The point I am trying to make is that if we humans aren't clear as to what is being put forth about an entity that claims, through a book, to be our creator, then belief in such an entity becomes difficult.
I am unclear, now, as to what does and does not constitute the will of the creator as outlined in the bible.
The ambivalence scripture has regarding polygamy, as I have discussed on another thread, also troubles me and tends to make me sceptical.
Did it really take Jesus's words to explain the truth about Deut 24:1? Is there an equivalent EXPLICIT assertion in the OT?

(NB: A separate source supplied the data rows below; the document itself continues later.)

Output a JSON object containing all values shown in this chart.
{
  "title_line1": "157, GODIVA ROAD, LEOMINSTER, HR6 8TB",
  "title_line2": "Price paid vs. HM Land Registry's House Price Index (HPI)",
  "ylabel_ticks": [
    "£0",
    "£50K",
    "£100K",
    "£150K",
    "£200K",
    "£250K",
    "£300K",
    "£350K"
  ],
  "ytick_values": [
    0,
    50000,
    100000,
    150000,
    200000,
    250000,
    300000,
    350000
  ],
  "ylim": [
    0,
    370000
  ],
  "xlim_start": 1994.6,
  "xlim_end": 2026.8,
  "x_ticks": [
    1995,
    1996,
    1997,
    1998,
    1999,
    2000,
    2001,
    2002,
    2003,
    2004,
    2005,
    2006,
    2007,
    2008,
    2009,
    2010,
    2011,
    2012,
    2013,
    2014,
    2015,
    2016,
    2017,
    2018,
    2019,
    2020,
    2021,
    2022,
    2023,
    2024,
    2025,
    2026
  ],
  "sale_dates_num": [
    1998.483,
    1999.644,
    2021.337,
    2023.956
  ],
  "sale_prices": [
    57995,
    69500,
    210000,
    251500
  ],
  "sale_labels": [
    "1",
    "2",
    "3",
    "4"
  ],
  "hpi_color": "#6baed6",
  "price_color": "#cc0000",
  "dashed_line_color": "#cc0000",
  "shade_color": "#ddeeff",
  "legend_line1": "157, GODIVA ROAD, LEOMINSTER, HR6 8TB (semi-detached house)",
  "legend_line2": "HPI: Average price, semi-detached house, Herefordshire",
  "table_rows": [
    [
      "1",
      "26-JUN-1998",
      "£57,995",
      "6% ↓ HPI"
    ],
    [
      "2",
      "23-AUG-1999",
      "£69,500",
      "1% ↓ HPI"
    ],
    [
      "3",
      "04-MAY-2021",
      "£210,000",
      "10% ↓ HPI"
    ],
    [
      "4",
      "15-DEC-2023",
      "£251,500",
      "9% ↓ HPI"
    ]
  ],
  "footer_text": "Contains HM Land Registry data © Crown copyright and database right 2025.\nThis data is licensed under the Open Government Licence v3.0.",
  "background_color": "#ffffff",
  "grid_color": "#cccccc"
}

A major difference between Christianity and Islam is that in Islam God is chiefly known, understood, and revealed in a sacred book, the Qu'ran; in Christianity that's not the case. The Bible isn't the "Christian Qur'an", in Christianity God is known, understood, and revealed through His interaction with people throughout history and, most importantly, in and through the Person of Jesus.
The Bible serves an invaluable purpose in Christianity in that it redirects us back to Jesus. The chief Christian hermeneutic can be seen, for example, in John 5:39, "
You search the Scriptures because you think that in them you have eternal life; and it is they that bear witness about me," St. Augustine writes that all Scripture contains one Utterance, that Utterance is Jesus Christ. The Bible, we believe, is about Jesus. Jesus is how we come to know God, understand God, and have faith in God. That is what it means when Jesus says, "I am the Way, the Truth, and the Life, no one may come to the Father but by Me". Jesus, uniquely, can show us the Father because Jesus, uniquely, knows the Father because the Father is
Jesus' Father. We therefore know Him as our Father on account of Christ who brings us into Himself by grace to know and share of God even as Christ Himself shares of God and knows Him. To know God even as God knows Himself revealed as He is to us in the Person of Jesus.
The Bible is not the chief revelation of God, the Revelation of God is Jesus Himself. The Bible serves the purpose of bringing us back to Jesus.
To be a bit more Lutheran here: in Lutheran hermeneutics we have what's known as the Law-Gospel Dialectic, the distinction and dichotomy between Law and Gospel is a central thesis to how Lutherans "do" theology; and it is also a vitally important way in which we engage Scripture. That in our encounter with Scripture we receive both God's Law (what God commands as righteousness) and God's Gospel (what God promises as grace). Thus the Bible serves the purpose in delivering to us this double-edged sword of God's word, of Law and Gospel. The Law (which includes, but is not limited to, the Torah) which serves to make known justice, to curb evil, and--on account of our sin--to reveal our own sinfulness like a mirror; and the Gospel which serves to show forth God's kindness to us in Jesus who offers Himself freely in love to save us and on His account we are, by God's grace, freely justified. Thus both in the hearing of Scripture and in preaching we are to hear both Law and Gospel, driving us to repentance, reminding us of grace, declaring us forgiven, etc.
The Law is made more plain in Jesus' teaching, who reveals that mere outward observance to commandments are nothing at all, God desires true contrition, true righteousness. It was said of old an eye for an eye and a tooth for a tooth, but Jesus reveals a higher law, "If someone strikes you on the one cheek, turn and offer the other as well"; to love our neighbor does not mean to only love our friends and kin, but to love even our enemies, to love those who would curse us, persecute us, or seek us harm. And so on and so forth. The Law, ultimately, is to reveal true righteousness which is found in Jesus, the Righteous One of God. What was given through Moses ultimately points to Christ, but the fullness of it is in Christ, not Moses; Jesus Himself saying, "I did not come to abolish the Law ... I did not come to abolish but to fulfill" the Greek for "fulfill" here (πληρῶσαι) means "to make full": Jesus is the perfect righteousness of the Law.